IBM-Sun Deal Would Create Business Software Monolith
Official sources won't rule out reports of a pending $6.5 billion deal, while observers say acquisition would make sense.
An IBM spokesman on Wednesday dismissed as rumor published reports that Big Blue is in merger talks with Sun Microsystems, but didn't deny the speculation outright.
"All I can tell you is that we don't comment on rumors," said the spokesman. Sun officials weren't immediately available for comment.
Wall Street apparently believes the reports of a possible $6.5 billion deal, published in The Wall Street Journal and New York Times, to be credible, as investors pushed Sun's long-battered stock up 81.09% to $9 in early trading. IBM shares were off 2.98%, to $90.14, on concerns that an acquisition of Sun would dint profits in the short term.

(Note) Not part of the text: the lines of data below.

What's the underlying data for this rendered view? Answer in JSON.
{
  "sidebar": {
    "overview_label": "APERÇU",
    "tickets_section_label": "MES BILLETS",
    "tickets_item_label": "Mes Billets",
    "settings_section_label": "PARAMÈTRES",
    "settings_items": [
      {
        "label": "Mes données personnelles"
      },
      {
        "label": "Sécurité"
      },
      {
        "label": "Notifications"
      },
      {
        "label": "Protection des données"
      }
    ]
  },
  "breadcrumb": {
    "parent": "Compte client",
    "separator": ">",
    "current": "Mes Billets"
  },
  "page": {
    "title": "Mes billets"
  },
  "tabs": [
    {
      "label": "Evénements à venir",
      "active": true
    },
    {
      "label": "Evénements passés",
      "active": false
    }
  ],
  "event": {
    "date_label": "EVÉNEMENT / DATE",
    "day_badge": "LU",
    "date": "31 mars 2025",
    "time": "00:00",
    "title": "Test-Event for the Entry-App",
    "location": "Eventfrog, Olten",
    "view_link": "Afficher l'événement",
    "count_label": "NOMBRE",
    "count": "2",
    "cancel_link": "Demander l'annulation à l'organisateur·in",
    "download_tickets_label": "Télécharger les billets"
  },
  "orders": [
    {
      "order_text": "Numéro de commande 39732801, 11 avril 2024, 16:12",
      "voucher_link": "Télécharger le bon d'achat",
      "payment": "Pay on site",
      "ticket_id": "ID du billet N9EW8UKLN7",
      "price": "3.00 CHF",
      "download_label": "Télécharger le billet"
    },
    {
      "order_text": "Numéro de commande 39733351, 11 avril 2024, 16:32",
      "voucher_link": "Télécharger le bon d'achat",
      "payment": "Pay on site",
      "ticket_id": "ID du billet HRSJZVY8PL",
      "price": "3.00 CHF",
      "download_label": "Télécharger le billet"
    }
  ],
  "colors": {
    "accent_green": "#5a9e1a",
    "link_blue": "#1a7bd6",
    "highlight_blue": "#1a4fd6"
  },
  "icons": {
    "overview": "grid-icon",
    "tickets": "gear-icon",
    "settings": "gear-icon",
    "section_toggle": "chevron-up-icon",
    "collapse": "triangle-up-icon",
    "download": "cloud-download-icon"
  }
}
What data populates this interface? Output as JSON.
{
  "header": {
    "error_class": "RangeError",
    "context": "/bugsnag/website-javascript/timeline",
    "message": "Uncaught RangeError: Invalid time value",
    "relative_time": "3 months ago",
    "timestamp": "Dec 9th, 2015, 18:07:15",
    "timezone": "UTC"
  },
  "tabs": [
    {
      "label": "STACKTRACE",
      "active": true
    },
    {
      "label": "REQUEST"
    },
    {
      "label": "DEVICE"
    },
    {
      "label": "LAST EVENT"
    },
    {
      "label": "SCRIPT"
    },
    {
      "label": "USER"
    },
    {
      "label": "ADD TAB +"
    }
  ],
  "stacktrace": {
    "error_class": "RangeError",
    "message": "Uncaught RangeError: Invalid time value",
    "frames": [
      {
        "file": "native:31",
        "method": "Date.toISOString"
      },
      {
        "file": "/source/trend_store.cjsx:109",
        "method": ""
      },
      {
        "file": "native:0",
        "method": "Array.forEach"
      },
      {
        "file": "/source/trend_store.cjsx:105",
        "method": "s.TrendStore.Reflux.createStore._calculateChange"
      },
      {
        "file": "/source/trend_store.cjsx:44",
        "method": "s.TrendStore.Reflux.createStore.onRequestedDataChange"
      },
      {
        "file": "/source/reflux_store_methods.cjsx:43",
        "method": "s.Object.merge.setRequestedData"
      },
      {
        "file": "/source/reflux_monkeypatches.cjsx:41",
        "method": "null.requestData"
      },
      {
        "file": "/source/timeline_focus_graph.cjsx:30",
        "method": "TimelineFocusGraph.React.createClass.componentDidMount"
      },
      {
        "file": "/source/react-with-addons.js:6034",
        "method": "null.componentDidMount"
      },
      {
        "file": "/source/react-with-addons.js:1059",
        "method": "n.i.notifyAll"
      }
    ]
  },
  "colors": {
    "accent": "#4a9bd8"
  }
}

Some analysts believe a deal would make sense for both companies. Sun's proprietary hardware business has all but dried up in the face of competition from commodity players such as Intel, and it's struggling to keep pace with larger players in the software business, such as Oracle, Microsoft, and IBM itself.

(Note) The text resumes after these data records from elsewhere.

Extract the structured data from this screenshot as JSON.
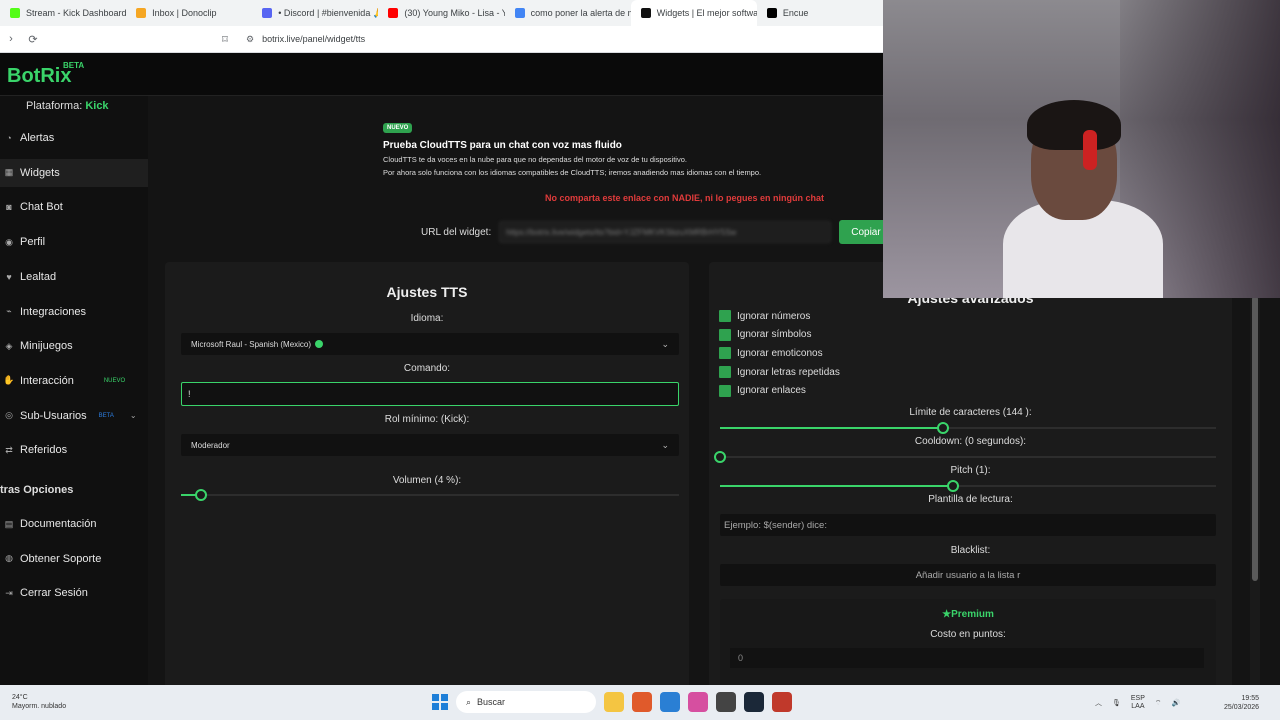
{
  "browser": {
    "tabs": [
      {
        "title": "Stream - Kick Dashboard",
        "color": "#53fc18"
      },
      {
        "title": "Inbox | Donoclip",
        "color": "#f5a623"
      },
      {
        "title": "• Discord | #bienvenida 🙏 | Sl",
        "color": "#5865f2"
      },
      {
        "title": "(30) Young Miko - Lisa - YouTu",
        "color": "#ff0000"
      },
      {
        "title": "como poner la alerta de mi fo",
        "color": "#4285f4"
      },
      {
        "title": "Widgets | El mejor softwa",
        "color": "#111111",
        "active": true
      },
      {
        "title": "Encue",
        "color": "#000000"
      }
    ],
    "url": "botrix.live/panel/widget/tts"
  },
  "app": {
    "logo": "BotRix",
    "logo_badge": "BETA",
    "platform_label": "Plataforma:",
    "platform_value": "Kick"
  },
  "sidebar": {
    "items": [
      {
        "label": "Alertas",
        "icon": "bell-icon"
      },
      {
        "label": "Widgets",
        "icon": "grid-icon",
        "active": true
      },
      {
        "label": "Chat Bot",
        "icon": "robot-icon"
      },
      {
        "label": "Perfil",
        "icon": "user-icon"
      },
      {
        "label": "Lealtad",
        "icon": "heart-icon"
      },
      {
        "label": "Integraciones",
        "icon": "plug-icon"
      },
      {
        "label": "Minijuegos",
        "icon": "gamepad-icon"
      },
      {
        "label": "Interacción",
        "icon": "hand-icon",
        "badge": "NUEVO"
      },
      {
        "label": "Sub-Usuarios",
        "icon": "users-icon",
        "badge": "BETA"
      },
      {
        "label": "Referidos",
        "icon": "share-icon"
      }
    ],
    "other_section": "tras Opciones",
    "other_items": [
      {
        "label": "Documentación",
        "icon": "book-icon"
      },
      {
        "label": "Obtener Soporte",
        "icon": "support-icon"
      },
      {
        "label": "Cerrar Sesión",
        "icon": "logout-icon"
      }
    ]
  },
  "notice": {
    "pill": "NUEVO",
    "title": "Prueba CloudTTS para un chat con voz mas fluido",
    "line1": "CloudTTS te da voces en la nube para que no dependas del motor de voz de tu dispositivo.",
    "line2": "Por ahora solo funciona con los idiomas compatibles de CloudTTS; iremos anadiendo mas idiomas con el tiempo."
  },
  "warning": "No comparta este enlace con NADIE, ni lo pegues en ningún chat",
  "widget_url": {
    "label": "URL del widget:",
    "value": "https://botrix.live/widgets/tts?bid=YJZFMKVKSbzuXMRBrHY5Sw",
    "copy": "Copiar"
  },
  "tts": {
    "title": "Ajustes TTS",
    "idioma_label": "Idioma:",
    "idioma_value": "Microsoft Raul - Spanish (Mexico)",
    "comando_label": "Comando:",
    "comando_value": "!",
    "rol_label": "Rol mínimo: (Kick):",
    "rol_value": "Moderador",
    "volumen_label": "Volumen (4 %):",
    "volumen": 0.04
  },
  "advanced": {
    "title": "Ajustes avanzados",
    "checks": [
      "Ignorar números",
      "Ignorar símbolos",
      "Ignorar emoticonos",
      "Ignorar letras repetidas",
      "Ignorar enlaces"
    ],
    "limite_label": "Límite de caracteres (144 ):",
    "limite": 0.45,
    "cooldown_label": "Cooldown: (0 segundos):",
    "cooldown": 0,
    "pitch_label": "Pitch (1):",
    "pitch": 0.47,
    "plantilla_label": "Plantilla de lectura:",
    "plantilla_placeholder": "Ejemplo: $(sender) dice:",
    "blacklist_label": "Blacklist:",
    "blacklist_placeholder": "Añadir usuario a la lista r",
    "premium_title": "Premium",
    "costo_label": "Costo en puntos:",
    "costo_value": "0"
  },
  "taskbar": {
    "temp": "24°C",
    "weather": "Mayorm. nublado",
    "search": "Buscar",
    "lang1": "ESP",
    "lang2": "LAA",
    "time": "19:55",
    "date": "25/03/2026"
  }
}
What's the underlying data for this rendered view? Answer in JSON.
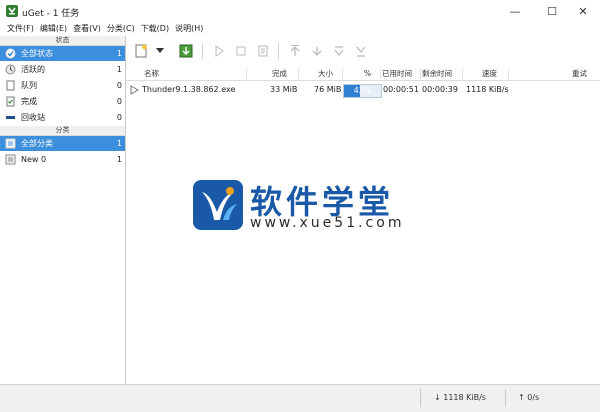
{
  "window": {
    "title": "uGet - 1 任务",
    "minimize": "—",
    "maximize": "☐",
    "close": "✕"
  },
  "menu": [
    {
      "label": "文件(F)"
    },
    {
      "label": "编辑(E)"
    },
    {
      "label": "查看(V)"
    },
    {
      "label": "分类(C)"
    },
    {
      "label": "下载(D)"
    },
    {
      "label": "说明(H)"
    }
  ],
  "sidebar": {
    "status_header": "状态",
    "status_items": [
      {
        "label": "全部状态",
        "count": "1",
        "icon": "all-status-icon"
      },
      {
        "label": "活跃的",
        "count": "1",
        "icon": "active-icon"
      },
      {
        "label": "队列",
        "count": "0",
        "icon": "queue-icon"
      },
      {
        "label": "完成",
        "count": "0",
        "icon": "finished-icon"
      },
      {
        "label": "回收站",
        "count": "0",
        "icon": "recycle-icon"
      }
    ],
    "category_header": "分类",
    "category_items": [
      {
        "label": "全部分类",
        "count": "1",
        "icon": "all-category-icon"
      },
      {
        "label": "New 0",
        "count": "1",
        "icon": "category-icon"
      }
    ]
  },
  "list": {
    "headers": {
      "name": "名称",
      "complete": "完成",
      "size": "大小",
      "percent": "%",
      "elapsed": "已用时间",
      "remaining": "剩余时间",
      "speed": "速度",
      "retry": "重试"
    },
    "rows": [
      {
        "name": "Thunder9.1.38.862.exe",
        "complete": "33 MiB",
        "size": "76 MiB",
        "percent_text": "43%",
        "progress": 0.43,
        "elapsed": "00:00:51",
        "remaining": "00:00:39",
        "speed": "1118 KiB/s",
        "retry": ""
      }
    ]
  },
  "status_bar": {
    "download_speed": "↓ 1118 KiB/s",
    "upload_speed": "↑ 0/s"
  },
  "watermark": {
    "title": "软件学堂",
    "url": "www.xue51.com"
  },
  "colors": {
    "selection": "#3c8fdd",
    "progress": "#2f7fd3",
    "watermark_blue": "#1a58a8"
  }
}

Yet the company retains key, widely used assets, including the Solaris operating system, the open source MySQL database -- which boasts more than 11 million installations --and the Java programming language. "Java would factor hugely in IBM's interest in Sun," said Allan Krans, an analyst at research firm Technology Business Research.

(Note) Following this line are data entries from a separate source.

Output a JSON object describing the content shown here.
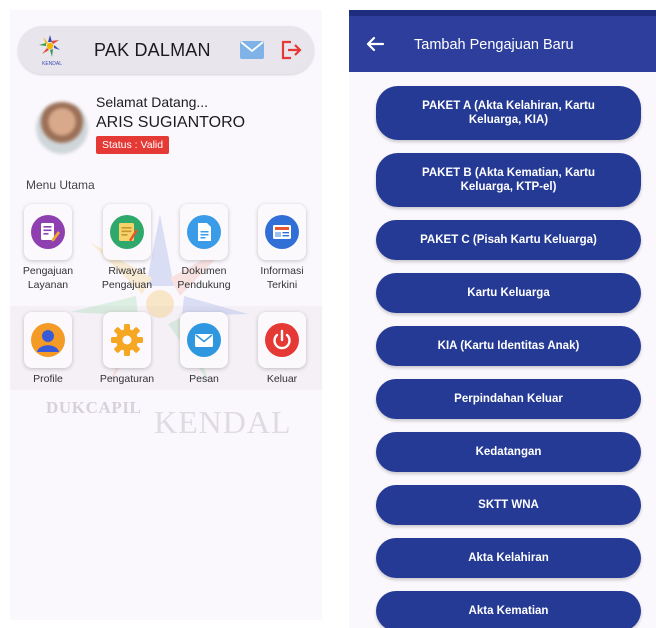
{
  "left": {
    "header": {
      "title": "PAK DALMAN",
      "logo_caption": "KENDAL"
    },
    "user": {
      "greeting": "Selamat Datang...",
      "name": "ARIS SUGIANTORO",
      "status": "Status : Valid"
    },
    "menu_title": "Menu Utama",
    "menu": [
      {
        "line1": "Pengajuan",
        "line2": "Layanan"
      },
      {
        "line1": "Riwayat",
        "line2": "Pengajuan"
      },
      {
        "line1": "Dokumen",
        "line2": "Pendukung"
      },
      {
        "line1": "Informasi",
        "line2": "Terkini"
      },
      {
        "line1": "Profile",
        "line2": ""
      },
      {
        "line1": "Pengaturan",
        "line2": ""
      },
      {
        "line1": "Pesan",
        "line2": ""
      },
      {
        "line1": "Keluar",
        "line2": ""
      }
    ],
    "watermark": {
      "part1": "DUKCAPIL",
      "part2": "KENDAL"
    }
  },
  "right": {
    "title": "Tambah Pengajuan Baru",
    "buttons": [
      "PAKET A (Akta Kelahiran, Kartu Keluarga, KIA)",
      "PAKET B (Akta Kematian, Kartu Keluarga, KTP-el)",
      "PAKET C (Pisah Kartu Keluarga)",
      "Kartu Keluarga",
      "KIA (Kartu Identitas Anak)",
      "Perpindahan Keluar",
      "Kedatangan",
      "SKTT WNA",
      "Akta Kelahiran",
      "Akta Kematian"
    ]
  },
  "colors": {
    "primary": "#253a94",
    "header_bg": "#2d3e9c",
    "status_badge": "#e53935",
    "mail": "#7fb2e6",
    "logout": "#e53935"
  },
  "icons": {
    "header": [
      "app-logo",
      "mail-icon",
      "logout-icon"
    ],
    "menu": [
      "edit-document-icon",
      "history-note-icon",
      "document-icon",
      "news-icon",
      "profile-icon",
      "settings-gear-icon",
      "mail-icon",
      "power-icon"
    ],
    "right": [
      "back-arrow-icon"
    ]
  }
}
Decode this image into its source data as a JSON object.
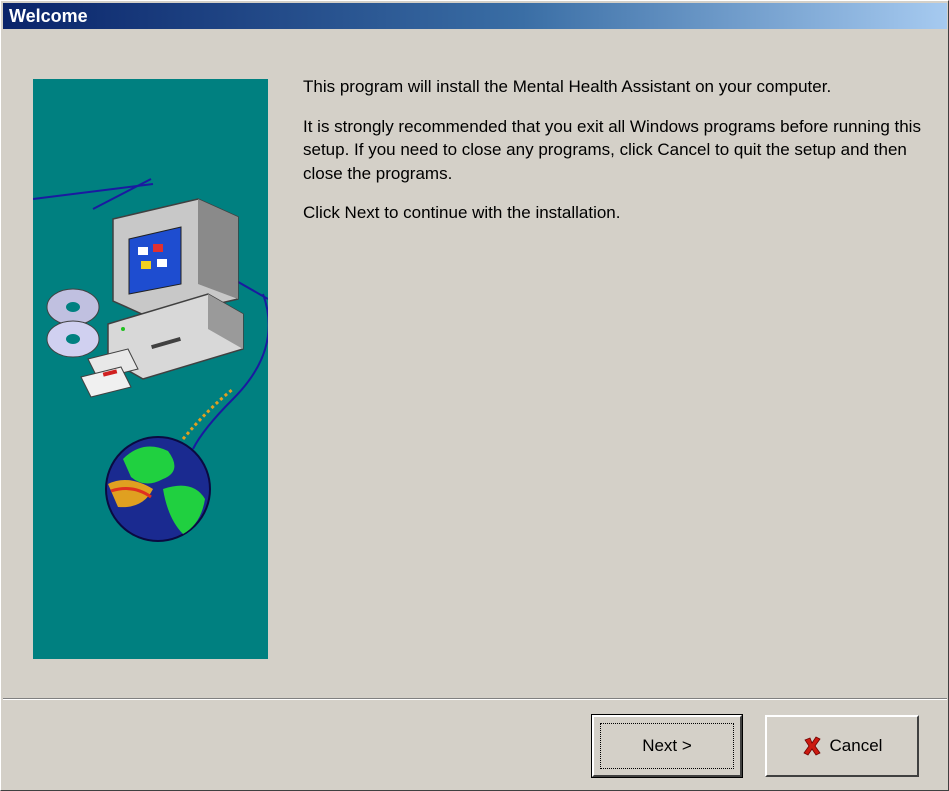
{
  "window": {
    "title": "Welcome"
  },
  "content": {
    "paragraph1": "This program will install the Mental Health Assistant on your computer.",
    "paragraph2": "It is strongly recommended that you exit all Windows programs before running this setup. If you need to close any programs, click Cancel to quit the setup and then close the programs.",
    "paragraph3": "Click Next to continue with the installation."
  },
  "buttons": {
    "next_label": "Next >",
    "cancel_label": "Cancel"
  },
  "icons": {
    "cancel": "red-x-icon",
    "illustration": "computer-globe-illustration"
  },
  "colors": {
    "titlebar_start": "#0a246a",
    "titlebar_end": "#a6caf0",
    "panel": "#008080",
    "face": "#d4d0c8",
    "cancel_x": "#cc1a10"
  }
}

Krans also believes that IBM could do a good job monetizing Sun's open source products. "It's an opportunity for IBM to take these assets and broaden the market for them and drive a better financial return," said Krans.
IBM doesn't charge for open source software directly, instead bundling it with lucrative services and consulting engagements. The business model represents a threat to pure-play software vendors like Microsoft and Oracle. Adding Sun to the mix would serve to extend IBM's dominance in the market for middleware that businesses use to connect a vast range of computing devices.
Indeed, an acquisition of Sun would give IBM such a marked lead in certain segments of the business software industry that such a move would be sure to generate an antitrust review by the Justice Department.
IBM is well positioned to take advantage of low market valuations for Sun and other industry players. The company's profits and revenue have held up better than most of its competitors during the recession, largely because of long-term services engagements that generate a steady stream of predictable revenue.
IBM's net income jumped 12% in the most recent fourth quarter, to $4.43 billion.